Only this system utterly failed in the face of the financial problems of the different states with their crippling war debts and angry cheated veterans. So they came up with the idea of a system of completely free trade among the several ex-colonies and a unified management of the states' trade with the outside, by a federal government to be set above all of them that would charge import duties on behalf of all of them, using the money for its various projects to establish Justice, insure domestic Tranquility, provide for the common defence, promote the general Welfare, and secure the Blessings of Liberty to themselves and their Posterity with all the economies of scale and broad liberality of purpose they could apply to the project.
That, friends, is above all what the Constitution is and what its revolutionary content consisted of, assigning the fiscal supremacy in the states' affairs—debt and trade—to the faceless bureaucrats of a remote capital.

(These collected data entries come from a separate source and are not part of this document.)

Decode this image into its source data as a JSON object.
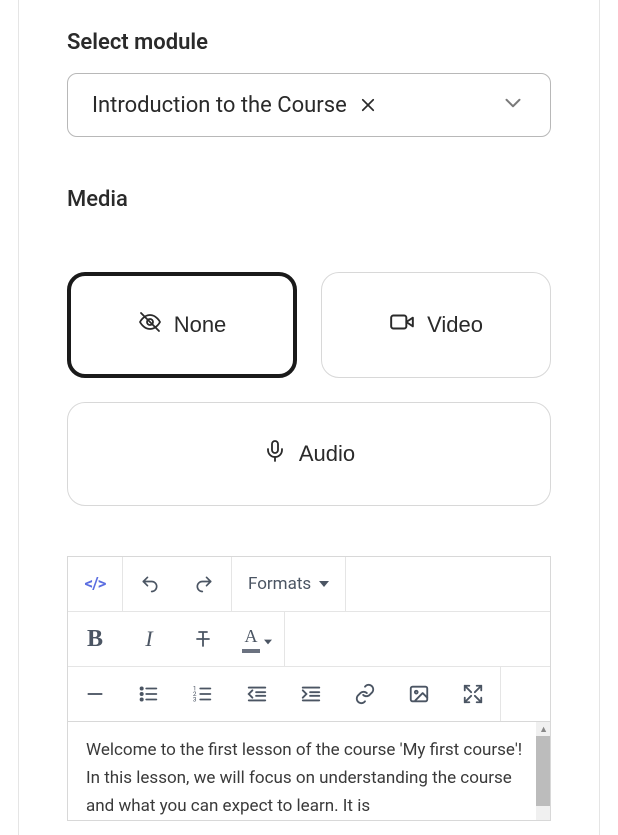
{
  "module": {
    "label": "Select module",
    "selected": "Introduction to the Course"
  },
  "media": {
    "label": "Media",
    "options": {
      "none": "None",
      "video": "Video",
      "audio": "Audio"
    }
  },
  "editor": {
    "formats_label": "Formats",
    "content": "Welcome to the first lesson of the course 'My first course'! In this lesson, we will focus on understanding the course and what you can expect to learn. It is"
  }
}
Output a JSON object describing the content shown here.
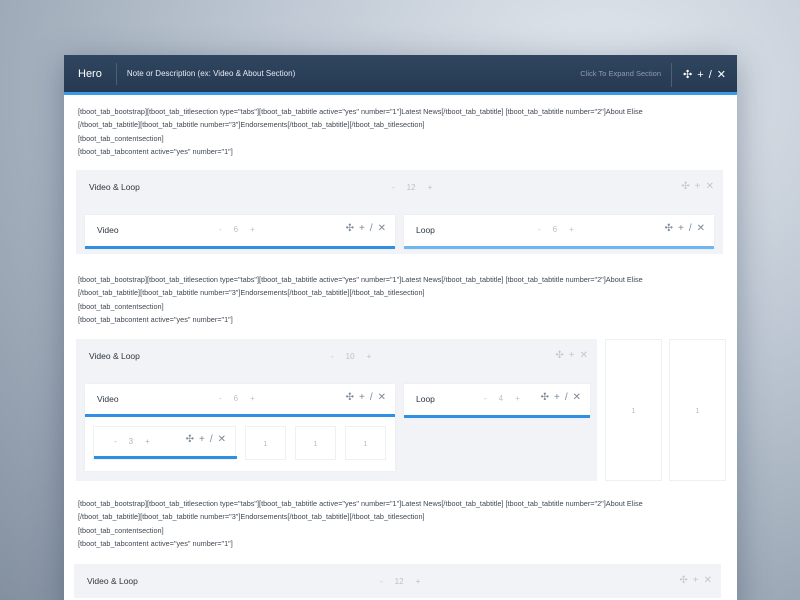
{
  "header": {
    "title": "Hero",
    "description": "Note or Description (ex: Video & About Section)",
    "expand_label": "Click To Expand Section",
    "controls": [
      "move-icon",
      "add-icon",
      "edit-icon",
      "close-icon"
    ]
  },
  "code_lines": [
    "[tboot_tab_bootstrap][tboot_tab_titlesection type=\"tabs\"][tboot_tab_tabtitle active=\"yes\" number=\"1\"]Latest News[/tboot_tab_tabtitle] [tboot_tab_tabtitle number=\"2\"]About Elise",
    "[/tboot_tab_tabtitle][tboot_tab_tabtitle number=\"3\"]Endorsements[/tboot_tab_tabtitle][/tboot_tab_titlesection]",
    "[tboot_tab_contentsection]",
    "[tboot_tab_tabcontent active=\"yes\" number=\"1\"]"
  ],
  "code_lines_b": [
    "[tboot_tab_bootstrap][tboot_tab_titlesection type=\"tabs\"][tboot_tab_tabtitle active=\"yes\" number=\"1\"]Latest News[/tboot_tab_tabtitle] [tboot_tab_tabtitle number=\"2\"]About Elise",
    "[/tboot_tab_tabtitle][tboot_tab_tabtitle number=\"3\"]Endorsements[/tboot_tab_tabtitle][/tboot_tab_titlesection]",
    "[tboot_tab_contentsection]",
    "[tboot_tab_tabcontent active=\"yes\" number=\"1\"]"
  ],
  "code_lines_c": [
    "[tboot_tab_bootstrap][tboot_tab_titlesection type=\"tabs\"][tboot_tab_tabtitle active=\"yes\" number=\"1\"]Latest News[/tboot_tab_tabtitle] [tboot_tab_tabtitle number=\"2\"]About Elise",
    "[/tboot_tab_tabtitle][tboot_tab_tabtitle number=\"3\"]Endorsements[/tboot_tab_tabtitle][/tboot_tab_titlesection]",
    "[tboot_tab_contentsection]",
    "[tboot_tab_tabcontent active=\"yes\" number=\"1\"]"
  ],
  "row1": {
    "label": "Video & Loop",
    "minus": "-",
    "cols": "12",
    "plus": "+"
  },
  "row1_video": {
    "label": "Video",
    "minus": "-",
    "cols": "6",
    "plus": "+"
  },
  "row1_loop": {
    "label": "Loop",
    "minus": "-",
    "cols": "6",
    "plus": "+"
  },
  "row2": {
    "label": "Video & Loop",
    "minus": "-",
    "cols": "10",
    "plus": "+"
  },
  "row2_video": {
    "label": "Video",
    "minus": "-",
    "cols": "6",
    "plus": "+"
  },
  "row2_loop": {
    "label": "Loop",
    "minus": "-",
    "cols": "4",
    "plus": "+"
  },
  "row2_inner": {
    "minus": "-",
    "cols": "3",
    "plus": "+"
  },
  "row2_minis": [
    "1",
    "1",
    "1"
  ],
  "row2_sidecols": [
    "1",
    "1"
  ],
  "row3": {
    "label": "Video & Loop",
    "minus": "-",
    "cols": "12",
    "plus": "+"
  },
  "icons": {
    "move": "✣",
    "add": "+",
    "edit": "/",
    "close": "✕"
  }
}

And they knew it. Including opponents like that old fart Patrick Henry of Virginia, presciently aware that those bureaucrats would start a-regulatin' and a-reformin', and one day take away his, or his descendants', freedom to own human beings as their personal possessions. "Give me liberty [to keep slaves on my plantation] or give me death!" Conservatives have been hating and attempting to destroy the Constitution ever since, even when, in the later 20th century, they started affecting to care about it and claim it as their own (under the catchphrase of "states' rights" referring to the situation that the Constitution abolished).
There's a terrific piece in the Times by Amanda Taub today on the question of democracy in the European Union, arguing that there is plenty of democracy available in the European Parliament, even if the upper house or Council of the European Union is made up of members nominated by the various state governments (as the US Senate was until progressives finally got the 17th Amendment ratified in 1911). What the EU needs, she thinks, is to be stronger, in both directions: there needs to be more popular involvement in the parliamentary election process (turnout is almost as dismal as it is in US off-year elections) giving it more of a sense of a mandate, and there needs to be more power exerted from the top against parochial ideas of national sovereignty and in favor of the people, in which German interests don't weigh more than Greek ones, for example, or Hungarian xenophobia can't trump Swedish generosity.
Getting rid of England (not Scotland!) would likely be a positive force for the future of the Union in this direction, I imagine, if anybody could get the will together to do it. I think Europe's young people, mostly used to each other and bored and revolted by fusty old nationalisms, could.
[Note: A customs union was created by the Acts of Union between England and Scotland in 1706, but only after they had been sharing a king for a century and experimented with a brief customs union at the end of the Commonwealth period, from 1656 to 1660. I'm not letting this spoil my argument.]